SPECTA is a pan-European clinical trial site and cancer patient molecular screening network established by EORTC in collaboration with more than 30 leading cancer treatment centers in 11 European countries to provide efficient access for patients to molecularly driven clinical trials. Tissue samples from cancer patients being treated at SPECTA institutions throughout Europe are sent to the SPECTA program central laboratory at 14M Genomics, a spin-out of the Wellcome Trust Sanger Institute, for molecular genetic analysis. The collaboration will focus initially on SPECTA’s currently active programs to screen patients with colorectal cancer (SPECTAcolor) and lung cancer (SPECTAlung) and will expand to include additional tumor types in the future as additional SPECTA cohorts become activated. The collaboration will extend throughout the accrual phase of the STARTRK-2 study.

"Since we first initiated dialog with the leadership of the EORTC SPECTA initiative a year-and-a-half ago, we have shared their vision to conduct efficient biomarker-driven clinical trials of innovative new cancer medicines," said Jonathan Lim, M.D., Chairman and CEO of Ignyta. "We are honored to be selected by EORTC as the first biopharmaceutical partner for the SPECTA initiative and see this collaboration as an opportunity to help cancer patients throughout Europe by matching patients with certain biomarker signatures to a targeted treatment option."
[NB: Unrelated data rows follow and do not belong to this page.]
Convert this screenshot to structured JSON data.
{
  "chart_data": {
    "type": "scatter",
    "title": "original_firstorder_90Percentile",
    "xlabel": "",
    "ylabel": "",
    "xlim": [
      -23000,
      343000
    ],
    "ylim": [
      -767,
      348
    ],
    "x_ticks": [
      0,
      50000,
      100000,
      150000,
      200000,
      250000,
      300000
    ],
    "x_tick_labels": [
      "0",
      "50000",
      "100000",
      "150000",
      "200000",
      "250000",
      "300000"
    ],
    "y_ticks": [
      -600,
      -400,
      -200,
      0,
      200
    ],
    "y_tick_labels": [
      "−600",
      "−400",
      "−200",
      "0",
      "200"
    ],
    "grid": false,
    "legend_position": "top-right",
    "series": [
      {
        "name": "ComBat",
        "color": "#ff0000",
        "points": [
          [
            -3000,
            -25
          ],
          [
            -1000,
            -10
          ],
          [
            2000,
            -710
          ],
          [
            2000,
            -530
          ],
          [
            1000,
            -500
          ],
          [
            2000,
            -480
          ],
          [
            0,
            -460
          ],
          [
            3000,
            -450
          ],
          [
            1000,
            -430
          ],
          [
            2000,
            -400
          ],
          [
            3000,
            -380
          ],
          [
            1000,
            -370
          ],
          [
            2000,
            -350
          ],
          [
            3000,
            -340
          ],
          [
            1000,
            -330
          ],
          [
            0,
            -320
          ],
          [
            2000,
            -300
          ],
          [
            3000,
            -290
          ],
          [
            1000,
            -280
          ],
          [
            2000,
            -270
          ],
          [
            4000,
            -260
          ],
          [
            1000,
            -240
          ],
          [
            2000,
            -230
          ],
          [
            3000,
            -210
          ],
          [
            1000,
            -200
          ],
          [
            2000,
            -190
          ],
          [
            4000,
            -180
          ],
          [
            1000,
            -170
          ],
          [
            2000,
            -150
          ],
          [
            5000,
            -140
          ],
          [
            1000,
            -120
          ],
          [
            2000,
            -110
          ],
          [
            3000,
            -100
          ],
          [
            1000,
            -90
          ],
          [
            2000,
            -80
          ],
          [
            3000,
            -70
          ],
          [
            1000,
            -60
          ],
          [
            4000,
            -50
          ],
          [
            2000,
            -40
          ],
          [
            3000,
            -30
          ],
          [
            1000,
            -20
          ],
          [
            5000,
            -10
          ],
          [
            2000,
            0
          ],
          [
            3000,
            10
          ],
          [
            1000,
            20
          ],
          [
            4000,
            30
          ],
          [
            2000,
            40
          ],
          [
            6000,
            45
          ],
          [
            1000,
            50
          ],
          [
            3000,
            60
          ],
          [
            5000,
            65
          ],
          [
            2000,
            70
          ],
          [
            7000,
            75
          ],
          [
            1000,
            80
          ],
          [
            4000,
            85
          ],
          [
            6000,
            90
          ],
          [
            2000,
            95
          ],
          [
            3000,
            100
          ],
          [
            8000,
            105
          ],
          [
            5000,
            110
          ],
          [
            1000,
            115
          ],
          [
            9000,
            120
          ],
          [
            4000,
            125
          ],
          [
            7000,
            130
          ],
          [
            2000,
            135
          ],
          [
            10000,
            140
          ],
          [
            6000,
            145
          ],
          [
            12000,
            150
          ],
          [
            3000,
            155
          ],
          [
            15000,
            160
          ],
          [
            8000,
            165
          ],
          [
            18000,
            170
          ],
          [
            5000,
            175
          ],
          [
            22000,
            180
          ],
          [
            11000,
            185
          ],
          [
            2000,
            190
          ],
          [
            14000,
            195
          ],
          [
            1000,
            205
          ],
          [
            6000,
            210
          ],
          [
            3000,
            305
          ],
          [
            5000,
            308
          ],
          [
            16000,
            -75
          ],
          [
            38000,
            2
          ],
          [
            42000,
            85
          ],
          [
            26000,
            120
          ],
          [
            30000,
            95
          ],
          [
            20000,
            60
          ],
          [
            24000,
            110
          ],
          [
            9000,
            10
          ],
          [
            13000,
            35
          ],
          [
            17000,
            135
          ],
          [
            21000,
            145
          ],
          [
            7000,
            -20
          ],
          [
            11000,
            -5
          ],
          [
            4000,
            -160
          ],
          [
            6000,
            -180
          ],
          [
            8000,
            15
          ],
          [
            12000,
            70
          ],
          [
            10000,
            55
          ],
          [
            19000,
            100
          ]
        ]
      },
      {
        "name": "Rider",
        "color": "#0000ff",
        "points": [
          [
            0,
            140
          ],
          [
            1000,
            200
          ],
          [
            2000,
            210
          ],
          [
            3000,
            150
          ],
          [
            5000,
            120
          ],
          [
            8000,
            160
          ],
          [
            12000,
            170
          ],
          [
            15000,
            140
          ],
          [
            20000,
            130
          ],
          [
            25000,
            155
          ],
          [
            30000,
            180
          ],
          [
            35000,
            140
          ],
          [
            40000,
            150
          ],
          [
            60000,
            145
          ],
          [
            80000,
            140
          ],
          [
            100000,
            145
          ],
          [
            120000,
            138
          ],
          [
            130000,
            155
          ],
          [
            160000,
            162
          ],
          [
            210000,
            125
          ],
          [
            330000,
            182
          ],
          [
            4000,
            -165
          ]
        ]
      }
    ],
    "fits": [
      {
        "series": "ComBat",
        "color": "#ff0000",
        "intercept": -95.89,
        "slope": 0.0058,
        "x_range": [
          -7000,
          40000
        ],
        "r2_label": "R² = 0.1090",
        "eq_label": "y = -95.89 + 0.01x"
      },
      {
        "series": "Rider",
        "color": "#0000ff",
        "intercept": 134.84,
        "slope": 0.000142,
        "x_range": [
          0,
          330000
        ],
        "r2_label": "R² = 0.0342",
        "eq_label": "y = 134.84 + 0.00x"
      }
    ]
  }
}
Denis Lacombe, M.D., EORTC Headquarters Director, added, "SPECTA is a unique model of partnership as it connects all stakeholders involved in drug development, enhancing joint expertise to benefit patients. We look forward to working with Ignyta to leverage the SPECTA infrastructure to study entrectinib in patients with potentially relevant molecular alterations."

About Entrectinib

Entrectinib is a novel, orally available, selective tyrosine kinase inhibitor targeting tumors that harbor activating alterations to NTRK1/2/3 (encoding TrkA/ TrkB/TrkC), ROS1 or ALK. Entrectinib is the most potent Trk inhibitor in the clinic, without undesirable off-target activity, and the only Trk inhibitor with clinically demonstrated activity against CNS metastases. This product candidate is in a Phase 2 clinical trial called STARTRK-2, which is the second of the "Studies of Tumor Alterations Responsive to Targeting Receptor Kinases." The trial is a global, multicenter, open label, potentially registration-enabling Phase 2 clinical trial of entrectinib that utilizes a basket design with screening of patient tumor samples for the relevant targets. Such a basket design takes full advantage of entrectinib’s demonstrated preliminary clinical activity across a range of different tumor types and molecular targets.